A Wall Street Journal blog post reports that for the past six months, two afternoons a week, a Shanghai Ikea cafeteria becomes overrun by a crush of local singles between the ages of 45 and 65. They are there to “seek out new love over free cups of coffee.” This being China, the crowd can reportedly swell to 700 people. That’s a whole lot of coffee.

The free cups of coffee are a perk of holding an “Ikea Family” membership card. Most of these singles are, you guessed it, card-carrying members.
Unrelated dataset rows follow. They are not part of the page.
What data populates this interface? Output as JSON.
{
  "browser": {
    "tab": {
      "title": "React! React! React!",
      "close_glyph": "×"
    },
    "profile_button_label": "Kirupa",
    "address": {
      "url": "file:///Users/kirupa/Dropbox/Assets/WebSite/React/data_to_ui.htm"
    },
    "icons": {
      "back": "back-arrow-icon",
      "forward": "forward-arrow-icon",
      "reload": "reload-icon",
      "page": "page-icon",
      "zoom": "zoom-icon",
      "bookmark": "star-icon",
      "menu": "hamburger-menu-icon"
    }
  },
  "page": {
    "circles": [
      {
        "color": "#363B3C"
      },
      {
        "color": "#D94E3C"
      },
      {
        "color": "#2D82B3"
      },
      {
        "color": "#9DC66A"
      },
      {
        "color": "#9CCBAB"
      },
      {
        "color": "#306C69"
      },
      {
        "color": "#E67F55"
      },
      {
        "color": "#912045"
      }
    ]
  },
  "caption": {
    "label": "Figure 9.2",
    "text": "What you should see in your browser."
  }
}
Ikea can’t touch them the events have become so intense that the Ikea branch has had to hire additional security guards and cordon off a special zone for these free-coffee-loving singles to keep them from disturbing other customers.

The store’s public relations manager told the Wall Street Journal that they have not been able to identify the organizers of the matchmaking group but was hoping to do so soon.

One of the sticking point for the company seems to be that these singles bring their own food instead of ordering a plate of Swedish meatballs. The store has reportedly put up a sign in plain sight of these lonely hearts that reads,” Bringing in outside food and tea violates the cafeteria’s regulations…If you are a member of this group, we feel we have warned you, do not use the resources of Ikea to organize events of this kind.”

Unfortunately for Ikea it seems, at least for the moment, that warning has been drowned out by the crowd.